Whilst these programmes are evidence that some progress in enabling displaced people to reach the mental health support they need has been made, greater efforts are needed to strengthen the protection of displaced people the world over, to ensure they are supported throughout these desperate journeys. In a recent report, the World Health Organisation (WHO) outlines four action areas regarding the mental health of refugees and migrants that global policy-makers must address. These include;

  1. Promoting Social Integration; According to research from the WHO, social isolation and unemployment is linked with higher prevalence of mental disorders in refugees and migrants. Establishing systems to reduce social isolation allows migrants to form peer groups and communities that can make a tangible difference in reducing stress.
  2. Overcoming barriers to access to mental health care; Administrative, structural and social barriers to treatment can lead to further complications of a mental disorder. The WHO suggests it is crucial that communication of the support on offer, who is entitled to it and how to access it, is better communicated to migrants, aid agencies and mental health providers. Provision of such information can help patients to seek treatment, as and when available, and help clinicians to make appropriate referrals.
  3. Facilitating engagement with services; Once refugees have accessed mental health services, there are a number of potential barriers to establishing a positive relationship with clinicians and engaging in treatment affecting both the uptake and effectiveness of treatment. Among the barriers to engagement are language difficulties, cultural beliefs and cultural expectations. To ease these issues, the WHO suggests; ensuring availability of interpreters and cultural mediators to translate issues and treatment options, and better access to technology that can help deliver these services where trained people are not available. Technology can also help professionals reach those who are in difficult to reach or dangerous locations, circumnavigate language issues and provide smart diagnosis without delay.

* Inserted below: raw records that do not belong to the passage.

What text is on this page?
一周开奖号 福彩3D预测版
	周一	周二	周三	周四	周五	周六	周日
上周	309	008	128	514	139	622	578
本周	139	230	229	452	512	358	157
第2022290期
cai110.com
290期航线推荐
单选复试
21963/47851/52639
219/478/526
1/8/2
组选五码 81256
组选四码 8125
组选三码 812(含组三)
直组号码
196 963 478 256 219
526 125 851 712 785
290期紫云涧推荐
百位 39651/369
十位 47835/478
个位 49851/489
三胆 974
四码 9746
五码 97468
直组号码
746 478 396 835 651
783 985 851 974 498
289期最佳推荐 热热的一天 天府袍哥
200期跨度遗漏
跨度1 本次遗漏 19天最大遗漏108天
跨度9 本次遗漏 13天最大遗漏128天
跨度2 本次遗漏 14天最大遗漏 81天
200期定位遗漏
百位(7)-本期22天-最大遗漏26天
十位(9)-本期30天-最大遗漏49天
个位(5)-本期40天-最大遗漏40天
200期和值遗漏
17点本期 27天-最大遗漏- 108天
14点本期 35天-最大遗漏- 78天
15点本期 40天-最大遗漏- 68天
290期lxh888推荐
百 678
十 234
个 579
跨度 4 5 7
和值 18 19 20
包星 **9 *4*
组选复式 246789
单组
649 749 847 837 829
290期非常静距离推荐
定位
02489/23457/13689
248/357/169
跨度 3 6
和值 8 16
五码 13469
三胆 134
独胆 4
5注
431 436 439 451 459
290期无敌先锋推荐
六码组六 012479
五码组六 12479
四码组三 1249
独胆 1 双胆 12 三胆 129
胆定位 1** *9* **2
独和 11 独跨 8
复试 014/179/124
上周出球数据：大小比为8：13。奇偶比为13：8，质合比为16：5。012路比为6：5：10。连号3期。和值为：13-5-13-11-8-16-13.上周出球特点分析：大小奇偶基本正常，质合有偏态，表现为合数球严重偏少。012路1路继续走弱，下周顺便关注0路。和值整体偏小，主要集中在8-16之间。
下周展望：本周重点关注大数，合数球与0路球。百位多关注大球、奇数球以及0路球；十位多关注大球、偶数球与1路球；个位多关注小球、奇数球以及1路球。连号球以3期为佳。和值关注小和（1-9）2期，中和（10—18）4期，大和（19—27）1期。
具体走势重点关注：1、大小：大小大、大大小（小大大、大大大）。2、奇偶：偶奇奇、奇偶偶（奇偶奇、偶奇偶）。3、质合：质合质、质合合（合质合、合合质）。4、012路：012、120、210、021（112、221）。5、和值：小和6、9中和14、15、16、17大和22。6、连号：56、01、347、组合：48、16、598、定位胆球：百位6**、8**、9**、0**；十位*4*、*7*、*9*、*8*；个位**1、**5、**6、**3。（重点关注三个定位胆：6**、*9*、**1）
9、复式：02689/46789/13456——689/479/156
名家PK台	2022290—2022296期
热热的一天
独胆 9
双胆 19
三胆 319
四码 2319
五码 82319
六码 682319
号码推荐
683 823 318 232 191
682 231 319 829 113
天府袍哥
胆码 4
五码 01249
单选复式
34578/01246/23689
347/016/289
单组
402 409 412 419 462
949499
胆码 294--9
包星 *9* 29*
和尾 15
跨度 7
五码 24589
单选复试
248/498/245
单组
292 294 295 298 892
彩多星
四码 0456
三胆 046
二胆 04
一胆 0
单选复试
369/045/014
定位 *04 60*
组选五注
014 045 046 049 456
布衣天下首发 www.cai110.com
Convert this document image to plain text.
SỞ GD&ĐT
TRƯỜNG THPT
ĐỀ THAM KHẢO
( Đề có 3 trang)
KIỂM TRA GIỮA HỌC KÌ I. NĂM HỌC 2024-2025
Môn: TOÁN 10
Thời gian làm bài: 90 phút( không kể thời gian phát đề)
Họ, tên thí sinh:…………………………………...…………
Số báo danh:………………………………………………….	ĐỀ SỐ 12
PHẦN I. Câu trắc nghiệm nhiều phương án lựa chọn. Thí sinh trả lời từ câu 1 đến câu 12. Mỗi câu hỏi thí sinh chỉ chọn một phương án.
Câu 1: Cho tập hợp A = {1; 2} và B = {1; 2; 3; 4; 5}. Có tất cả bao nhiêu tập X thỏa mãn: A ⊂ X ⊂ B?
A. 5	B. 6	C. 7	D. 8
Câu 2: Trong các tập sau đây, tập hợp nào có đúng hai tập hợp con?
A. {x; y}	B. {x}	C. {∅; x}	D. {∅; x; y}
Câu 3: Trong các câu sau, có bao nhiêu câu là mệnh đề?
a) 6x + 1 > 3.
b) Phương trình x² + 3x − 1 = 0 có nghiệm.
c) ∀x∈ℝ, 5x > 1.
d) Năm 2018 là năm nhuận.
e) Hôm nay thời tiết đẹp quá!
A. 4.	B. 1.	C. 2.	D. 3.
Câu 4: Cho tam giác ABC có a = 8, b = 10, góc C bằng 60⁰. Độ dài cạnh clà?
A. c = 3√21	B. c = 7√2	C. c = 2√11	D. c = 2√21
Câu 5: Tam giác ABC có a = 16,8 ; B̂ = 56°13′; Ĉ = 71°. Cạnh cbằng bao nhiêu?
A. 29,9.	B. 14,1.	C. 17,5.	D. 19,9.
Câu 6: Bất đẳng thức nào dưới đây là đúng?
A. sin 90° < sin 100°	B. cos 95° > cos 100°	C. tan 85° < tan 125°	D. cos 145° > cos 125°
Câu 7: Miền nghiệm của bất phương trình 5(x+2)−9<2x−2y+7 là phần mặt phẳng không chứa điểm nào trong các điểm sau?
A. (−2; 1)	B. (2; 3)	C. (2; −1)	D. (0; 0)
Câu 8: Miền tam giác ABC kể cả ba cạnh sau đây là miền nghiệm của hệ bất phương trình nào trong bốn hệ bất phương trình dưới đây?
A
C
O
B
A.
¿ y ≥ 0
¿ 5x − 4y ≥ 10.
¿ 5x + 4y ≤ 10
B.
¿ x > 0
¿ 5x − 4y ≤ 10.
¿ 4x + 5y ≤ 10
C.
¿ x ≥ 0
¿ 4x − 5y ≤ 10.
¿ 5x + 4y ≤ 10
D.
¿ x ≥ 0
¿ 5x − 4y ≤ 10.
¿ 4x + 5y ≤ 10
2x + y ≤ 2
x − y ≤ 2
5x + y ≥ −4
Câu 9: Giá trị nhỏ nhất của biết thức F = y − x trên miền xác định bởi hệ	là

  4. Treating displaced people with manifest mental disorders; Most displaced people with mental disorders can be treated with the same approaches commonly provided in the general population. Therefore, existing mental health infrastructure should be able to manage displaced people in need. Work needs to be done to remove the concern about helping displaced people by communicating an agreed approach to managing mental health of displaced populations with a greater level of consistency.

It is important to note that despite the horrors migrants and refugees are forced to suffer as a result of their displacement, according to academic research many displaced people have existing strengths and skills that prevent mental disorders from emerging, or help them to achieve full social integration and become an important resource for their adopted country. But, as the number of displaced people continues to rise, as a result of an increase in climate emergencies and worsening political tensions in some regions, the mental health crisis among displaced people is set to soar. The current pandemic has added fuel to this fire but if policy makers can work together to agree an approach to support displaced people in mental distress, more lives can be saved.